= Trinity (novel) =

1976 novel by Leon Uris

First edition

Trinity is a novel by American author Leon Uris, published in 1976 by Doubleday. It spent 21 weeks atop The New York Times Best Sellers list in 1976 and 14 weeks in 1977.

The book tells the story of the intertwining lives of the following families: the Larkins and O'Neills, Catholic hill farmers from the fictional town of Ballyutogue in County Donegal; the Macleods, Protestant shipyard workers from Belfast; and the Hubbles.

The book describes a number of historical events, from the Great Famine of the 1840s to the Easter Rising in 1916.

==Plot==
Conor's best friend Seamus O'Neill begins school in town under a Protestant named Andrew Ingram. Conor, needed at home, helps his father in the fields, until he becomes an apprentice at a blacksmith shop. As the years pass, the boys become friends with Mr. Ingram, who teaches them of the power of books and the history of their Irish forefathers. Seamus goes to college in Belfast, and Conor heads to Derry. In Bogside Conor witnesses the extent of the disaster that has befallen the Irish people. Bogside is in tatters and a state of despair that has stricken its inhabitants since before the Great Famine that had taken place between 1845 and 1852. Held down by the Protestant reign in Derry's labor unions, the Catholics are dying slowly without hope.

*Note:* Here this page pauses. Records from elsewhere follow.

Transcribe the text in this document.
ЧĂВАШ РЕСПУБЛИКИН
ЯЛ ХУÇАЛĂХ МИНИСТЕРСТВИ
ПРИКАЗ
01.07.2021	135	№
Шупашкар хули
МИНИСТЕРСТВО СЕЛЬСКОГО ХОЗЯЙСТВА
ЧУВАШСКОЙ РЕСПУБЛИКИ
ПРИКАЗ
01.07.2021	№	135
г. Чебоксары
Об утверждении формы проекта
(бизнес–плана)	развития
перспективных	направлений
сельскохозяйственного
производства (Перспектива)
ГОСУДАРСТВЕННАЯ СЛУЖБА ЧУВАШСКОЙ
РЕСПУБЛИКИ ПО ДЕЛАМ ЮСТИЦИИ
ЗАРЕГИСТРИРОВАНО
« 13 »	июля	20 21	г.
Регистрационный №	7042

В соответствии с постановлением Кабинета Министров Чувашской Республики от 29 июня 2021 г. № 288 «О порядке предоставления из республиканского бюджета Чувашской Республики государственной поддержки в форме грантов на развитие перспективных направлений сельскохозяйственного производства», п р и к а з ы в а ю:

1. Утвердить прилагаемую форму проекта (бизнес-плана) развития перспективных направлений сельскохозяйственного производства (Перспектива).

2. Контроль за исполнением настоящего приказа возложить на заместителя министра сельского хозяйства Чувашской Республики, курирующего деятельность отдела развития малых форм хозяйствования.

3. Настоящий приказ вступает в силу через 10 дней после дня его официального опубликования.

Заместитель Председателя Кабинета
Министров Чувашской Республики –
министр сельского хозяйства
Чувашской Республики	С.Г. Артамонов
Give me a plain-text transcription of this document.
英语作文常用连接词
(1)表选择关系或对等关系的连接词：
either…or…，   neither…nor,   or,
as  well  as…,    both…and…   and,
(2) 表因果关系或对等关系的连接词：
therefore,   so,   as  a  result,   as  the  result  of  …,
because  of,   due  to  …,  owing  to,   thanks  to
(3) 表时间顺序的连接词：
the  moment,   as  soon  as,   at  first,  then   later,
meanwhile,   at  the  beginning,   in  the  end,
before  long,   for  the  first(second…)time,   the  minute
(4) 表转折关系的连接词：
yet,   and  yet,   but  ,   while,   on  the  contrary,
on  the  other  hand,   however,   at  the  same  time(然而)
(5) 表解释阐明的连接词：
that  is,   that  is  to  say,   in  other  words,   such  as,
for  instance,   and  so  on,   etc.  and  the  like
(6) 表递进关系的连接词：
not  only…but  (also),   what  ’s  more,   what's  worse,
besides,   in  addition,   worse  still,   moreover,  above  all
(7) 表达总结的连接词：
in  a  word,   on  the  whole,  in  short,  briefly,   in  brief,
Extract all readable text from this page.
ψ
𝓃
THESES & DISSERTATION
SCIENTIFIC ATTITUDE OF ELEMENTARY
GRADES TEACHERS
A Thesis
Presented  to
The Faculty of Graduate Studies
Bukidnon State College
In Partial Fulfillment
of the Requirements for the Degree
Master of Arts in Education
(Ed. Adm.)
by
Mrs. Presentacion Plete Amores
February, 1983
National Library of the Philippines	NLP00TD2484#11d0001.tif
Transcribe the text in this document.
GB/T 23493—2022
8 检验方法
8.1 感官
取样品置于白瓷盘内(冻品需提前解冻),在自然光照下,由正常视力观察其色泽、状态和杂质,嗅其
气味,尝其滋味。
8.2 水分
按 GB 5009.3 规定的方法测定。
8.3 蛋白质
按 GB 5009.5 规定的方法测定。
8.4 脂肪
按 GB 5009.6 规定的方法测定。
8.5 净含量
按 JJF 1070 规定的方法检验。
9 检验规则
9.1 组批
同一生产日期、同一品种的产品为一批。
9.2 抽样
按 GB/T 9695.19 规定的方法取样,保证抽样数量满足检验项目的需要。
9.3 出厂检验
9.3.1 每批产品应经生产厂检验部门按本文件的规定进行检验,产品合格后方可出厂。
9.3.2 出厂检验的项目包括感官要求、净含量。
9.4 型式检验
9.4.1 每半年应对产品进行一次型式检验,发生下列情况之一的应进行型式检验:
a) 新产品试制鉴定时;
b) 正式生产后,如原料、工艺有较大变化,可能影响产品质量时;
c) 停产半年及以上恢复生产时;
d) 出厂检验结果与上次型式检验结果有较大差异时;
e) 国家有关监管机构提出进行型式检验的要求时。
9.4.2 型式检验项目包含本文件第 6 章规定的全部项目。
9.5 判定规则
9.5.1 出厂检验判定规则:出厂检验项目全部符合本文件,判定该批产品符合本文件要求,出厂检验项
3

In Derry, Conor discovers other like-minded Irish tired of the oppression of the Catholics by the Protestants. This small group, with the support of the few Irish politicians, becomes the Republican Brotherhood, the roots of Sinn Féin, and the whisper of freedom throughout Ireland.

==Reviews==
- Kirkus Reviews
- The New York Times

==Sequel==
A 1995 sequel, Redemption, ties up many loose ends in the saga.